Maybe just load my data into some crystals.
This is our interpretation of history, we make out what we think we may understand from hieroglyphs or hand prints on cave walls but we'll never truly know.
The better concept would be leave the planet in a better condition for future generations and INSIST reading is still part of the education curriculum.
The best printed photos have archival lifetimes estimated between 100-200 years for monochrome prints with Epson ultrachrome pigmented inks on archival papers or Giclee prints, nowhere near a million years.
That is true Joe, but if photos were never exposed to light and keep at a constant temp of some 3-4 meters underground surly we could expect a much longer period before any degrading.
I know a million is a fair stretch, so maybe half million.
I gave ChatGPT a crack at the problem. It appears that the PVC pipe in the backyard just may not cut it. Also its suggestion to bury it on the moon or place it in geosynchronous orbit may prove somewhat challenging.
Constructing a time capsule designed to last 1,000,000 years presents enormous challenges due to environmental, geological, and material degradation over such a vast timescale. Here's a comprehensive approach, focusing on durability, resilience, and preservation:
Key Considerations:
Material Selection: Must withstand extreme conditions (radiation, heat, corrosion).
Environmental Factors: Protect against geological changes, climate shifts, and potential human interference.

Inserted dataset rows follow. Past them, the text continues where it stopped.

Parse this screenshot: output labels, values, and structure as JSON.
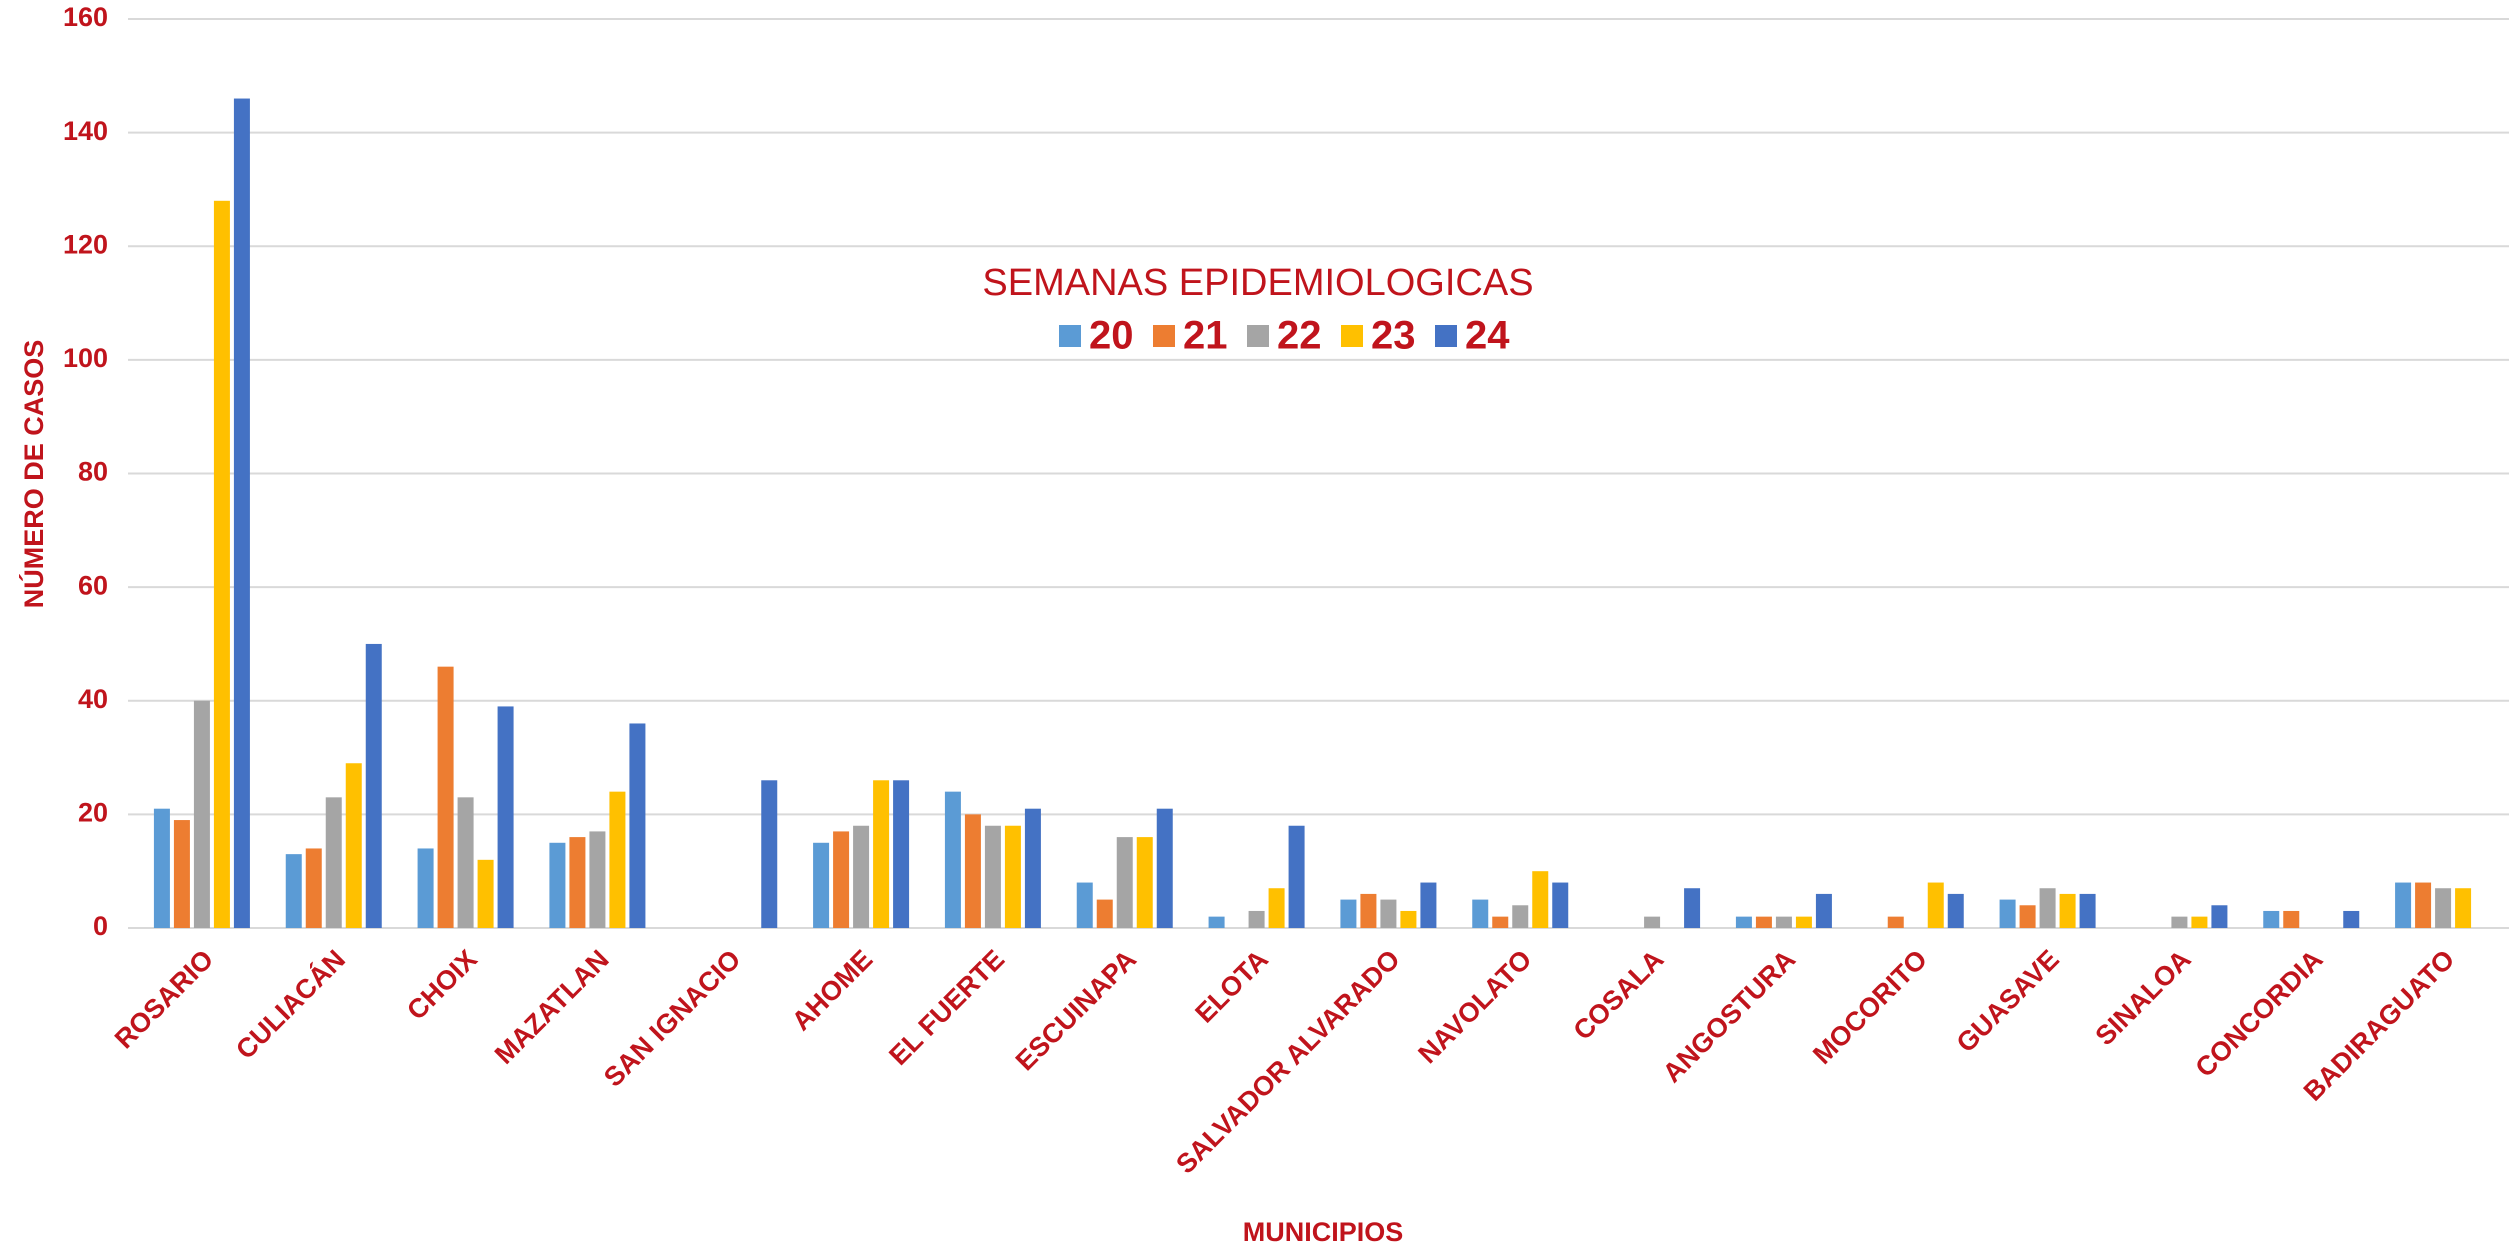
{
  "chart_data": {
    "type": "bar",
    "categories": [
      "ROSARIO",
      "CULIACÁN",
      "CHOIX",
      "MAZATLAN",
      "SAN IGNACIO",
      "AHOME",
      "EL FUERTE",
      "ESCUINAPA",
      "ELOTA",
      "SALVADOR ALVARADO",
      "NAVOLATO",
      "COSALA",
      "ANGOSTURA",
      "MOCORITO",
      "GUASAVE",
      "SINALOA",
      "CONCORDIA",
      "BADIRAGUATO"
    ],
    "series": [
      {
        "name": "20",
        "color": "#5b9bd5",
        "values": [
          21,
          13,
          14,
          15,
          0,
          15,
          24,
          8,
          2,
          5,
          5,
          0,
          2,
          0,
          5,
          0,
          3,
          8
        ]
      },
      {
        "name": "21",
        "color": "#ed7d31",
        "values": [
          19,
          14,
          46,
          16,
          0,
          17,
          20,
          5,
          0,
          6,
          2,
          0,
          2,
          2,
          4,
          0,
          3,
          8
        ]
      },
      {
        "name": "22",
        "color": "#a5a5a5",
        "values": [
          40,
          23,
          23,
          17,
          0,
          18,
          18,
          16,
          3,
          5,
          4,
          2,
          2,
          0,
          7,
          2,
          0,
          7
        ]
      },
      {
        "name": "23",
        "color": "#ffc000",
        "values": [
          128,
          29,
          12,
          24,
          0,
          26,
          18,
          16,
          7,
          3,
          10,
          0,
          2,
          8,
          6,
          2,
          0,
          7
        ]
      },
      {
        "name": "24",
        "color": "#4472c4",
        "values": [
          146,
          50,
          39,
          36,
          26,
          26,
          21,
          21,
          18,
          8,
          8,
          7,
          6,
          6,
          6,
          4,
          3,
          0
        ]
      }
    ],
    "legend_title": "SEMANAS EPIDEMIOLOGICAS",
    "xlabel": "MUNICIPIOS",
    "ylabel": "NÚMERO DE CASOS",
    "ylim": [
      0,
      160
    ],
    "yticks": [
      0,
      20,
      40,
      60,
      80,
      100,
      120,
      140,
      160
    ],
    "grid": true
  }
}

Message Accessibility: Ensure future civilizations (or species) can understand and interpret its contents.
1. Outer Shell:
Material:
Tungsten or Titanium Alloys: Extremely resistant to corrosion, high temperatures, and mechanical damage.

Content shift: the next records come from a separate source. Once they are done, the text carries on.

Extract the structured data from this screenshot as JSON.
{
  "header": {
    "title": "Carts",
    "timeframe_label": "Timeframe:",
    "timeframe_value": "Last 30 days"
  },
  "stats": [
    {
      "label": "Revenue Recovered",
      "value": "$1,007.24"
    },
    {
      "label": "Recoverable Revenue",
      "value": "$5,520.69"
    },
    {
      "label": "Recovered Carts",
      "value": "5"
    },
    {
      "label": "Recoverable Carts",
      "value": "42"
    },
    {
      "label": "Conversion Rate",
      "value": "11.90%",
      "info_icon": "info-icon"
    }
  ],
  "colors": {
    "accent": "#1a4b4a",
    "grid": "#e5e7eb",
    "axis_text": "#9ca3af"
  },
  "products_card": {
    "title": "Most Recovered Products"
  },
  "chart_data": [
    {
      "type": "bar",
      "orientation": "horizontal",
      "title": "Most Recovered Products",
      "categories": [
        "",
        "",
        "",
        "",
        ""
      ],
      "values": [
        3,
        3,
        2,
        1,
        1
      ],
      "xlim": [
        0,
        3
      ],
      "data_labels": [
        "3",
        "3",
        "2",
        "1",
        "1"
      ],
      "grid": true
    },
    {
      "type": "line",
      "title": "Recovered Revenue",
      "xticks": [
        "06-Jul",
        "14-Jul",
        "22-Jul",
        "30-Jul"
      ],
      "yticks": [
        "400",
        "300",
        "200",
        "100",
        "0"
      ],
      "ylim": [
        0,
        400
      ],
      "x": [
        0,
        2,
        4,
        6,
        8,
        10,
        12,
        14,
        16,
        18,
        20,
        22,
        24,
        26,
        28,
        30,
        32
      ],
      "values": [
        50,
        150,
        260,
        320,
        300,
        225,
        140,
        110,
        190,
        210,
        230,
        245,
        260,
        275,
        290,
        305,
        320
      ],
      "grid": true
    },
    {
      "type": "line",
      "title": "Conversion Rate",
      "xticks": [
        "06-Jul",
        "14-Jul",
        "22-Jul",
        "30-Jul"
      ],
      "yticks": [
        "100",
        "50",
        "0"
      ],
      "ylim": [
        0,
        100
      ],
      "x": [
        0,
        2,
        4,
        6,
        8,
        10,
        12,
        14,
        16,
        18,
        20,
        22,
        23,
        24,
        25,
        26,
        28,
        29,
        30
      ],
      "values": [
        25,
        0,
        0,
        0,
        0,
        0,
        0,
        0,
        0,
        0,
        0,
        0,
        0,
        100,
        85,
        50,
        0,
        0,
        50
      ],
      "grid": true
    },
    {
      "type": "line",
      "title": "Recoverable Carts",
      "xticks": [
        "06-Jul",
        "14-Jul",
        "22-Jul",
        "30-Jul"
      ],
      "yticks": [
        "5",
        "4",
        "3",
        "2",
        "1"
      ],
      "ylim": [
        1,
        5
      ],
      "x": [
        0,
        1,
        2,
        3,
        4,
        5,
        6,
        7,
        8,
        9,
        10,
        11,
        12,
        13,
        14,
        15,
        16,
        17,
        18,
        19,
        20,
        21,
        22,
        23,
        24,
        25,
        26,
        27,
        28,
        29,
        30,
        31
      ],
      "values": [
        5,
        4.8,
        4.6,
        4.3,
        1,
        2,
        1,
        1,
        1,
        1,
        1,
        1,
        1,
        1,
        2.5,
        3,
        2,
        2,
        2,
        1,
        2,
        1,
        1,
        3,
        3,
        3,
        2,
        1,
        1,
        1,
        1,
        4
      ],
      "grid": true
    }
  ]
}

Synthetic Diamond Layer: Provides unparalleled hardness and resistance to chemical erosion.
Ceramic Composites: Advanced ceramics (like silicon carbide) are highly durable and heat-resistant.
Design:
Sphere or Geode Shape: Resists pressure from all directions and minimizes structural weaknesses.
Multi-Layer Shielding: Use nested layers for redundancy.
2. Storage Medium for Information:
Material:
Sapphire or Quartz Discs: Data can be etched onto these materials using femtosecond lasers, ensuring longevity.
Nanostructured Metal Plates: Information stored at microscopic scales (like Rosetta-style engravings).
DNA Encapsulation: Synthesized DNA sequences could encode data and be preserved within glass or synthetic amber.
Redundancy:
Multiple copies in different materials and encoding methods.
Include simple pictorial guides or "how-to" instructions.
3. Preservation of Physical Artifacts:
Material Choice: Avoid organic materials; metals or ceramics are best.
Inert Gas Encapsulation: Store items in vacuum-sealed containers filled with noble gases (like argon) to prevent oxidation.
4. Location:
Subsurface Storage:
Bury deep in a geologically stable region (like the Scandinavian or Canadian shields).
Depth: At least 500-1000 meters to avoid surface erosion, climate changes, and human activity.
Underwater: Placement in deep-sea locations, such as near mid-ocean ridges, where geological stability is higher.
Space:
A capsule placed on the Moon or in geosynchronous orbit could avoid terrestrial risks.
Ensure it's shielded from cosmic radiation and micrometeorites.
5. Message to the Future:
Universal Symbols: Include simple mathematical or scientific symbols, possibly using a binary code (universally understandable as a fundamental language).
6. Testing and Validation:
Simulations: Conduct extensive durability testing under accelerated aging conditions.
Prototypes: Deploy multiple capsules with slightly different designs for redundancy.
Current Inspiration:
Projects like the Long Now Foundation's "10,000-Year Clock" and the Rosetta Project provide useful frameworks. They aim to convey information across millennia and focus on extreme longevity in both design and material.
Creating a truly million-year time capsule requires a multidisciplinary approach involving materials science, geology, and even space technology.